The six claims filed with the state Attorney General’s Office say that the state Department of Transportation should have closed Highway 2 east of Stevens Pass long before the tree crushed the Owen family on the afternoon of Dec. 21. The accident instantly killed parents Tim Owen, 58, and Cheryl Reed Owen, 56. It crushed and severely injured their daughters Jessica Owen, 27, and Jaime Owen-Mayer, 25; and son-in-law Steven Mayer, 25, as well. Son Jeremy Owen, 22, was the only person to walk away from the accident, but not without emotional scars.

In the days preceding the accident, more than 100 trees in the area had snapped under the weight of heavy ice and snow left by an unusually severe ice storm, according to Chelan County. Dispatch records show that on Dec. 20, at least three trees fell onto Highway 2, including a large one that blocked traffic in both directions less than a mile from where the Owen family accident would happen the next day.

By Dec. 19, the Chelan County’s Unified Command Structure had already issued an emergency declaration for the Lake Wenatchee area near the highway, closed several roads and discouraged driving in the area.

The claims filed Tuesday allege that the tree that fell on the Owen family snapped for the same reason hundreds of other trees in Lake Wenatchee and Mount Baker areas had in previous days. But unlike the Mount Baker Highway, which was closed for several days, Highway 2 was kept open by state transportation officials until a second vehicle was hit on the highway the day after the Owen family vehicle was hit.

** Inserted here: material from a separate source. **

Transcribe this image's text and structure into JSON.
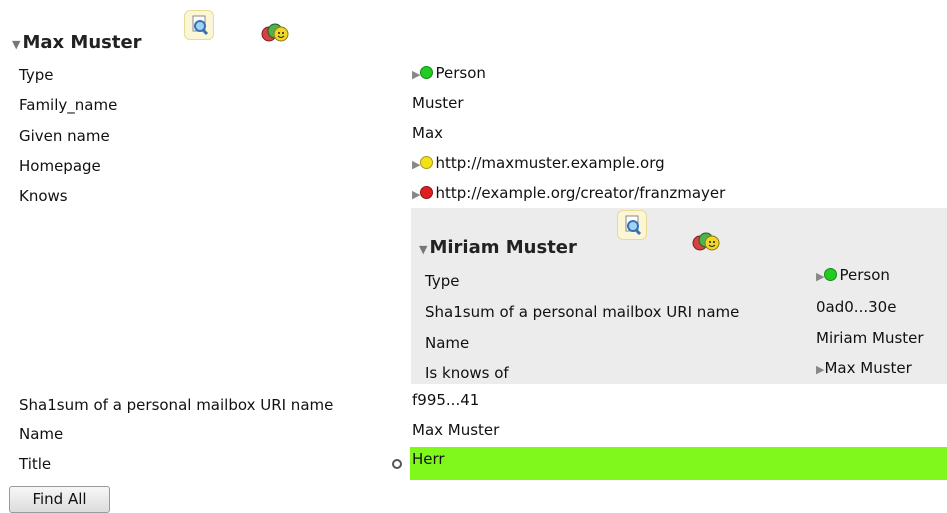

About five hours after those officials ignored two urgent requests from the Washington State Patrol to close the highway on Dec. 22, a car driven by a Seattle man with his pregnant wife and three relatives was struck by another falling tree. The driver suffered serious injuries and had to be extricated after the accident. A State Patrol sergeant said, in a phone interview, that in another split second the accident would have been fatal.

No specific amount of damages was asked for in the Owen family claims, but medical bills for survivors have already surpassed $1 million, and survivors are expected to have many more big bills in the future. Jessica Owen, who has a partial spinal-cord injury, and her brother-in-law, Steven Mayer, are still staying at medical centers trying to walk again. Jaime Owen Mayer was released from a nursing facility with a walker last month. And those are just the medical costs. What the Owen family also wants considered are the wages and lifestyle that sixth-grade teacher Jessica Owen, law student Jaime Owen Mayer and Microsoft engineer Steven Mayer are missing while making rehabilitation a priority for months, or perhaps years.

Jessica Owen hopes to spend at least two months at Craig Hospital in Denver for intensive spinal-care treatments, none of which will be covered by her insurance.

Both the state Attorney General’s Office and the state Department of Transportation (DOT) said on Tuesday that it was too early to comment on the claims.

The state could attempt to settle the case, but the family’s lawyer, Karen Koehler, doubts that’s what will happen. So far, the DOT has not accepted any responsibility for not shutting down the highway east of Stevens Pass sooner.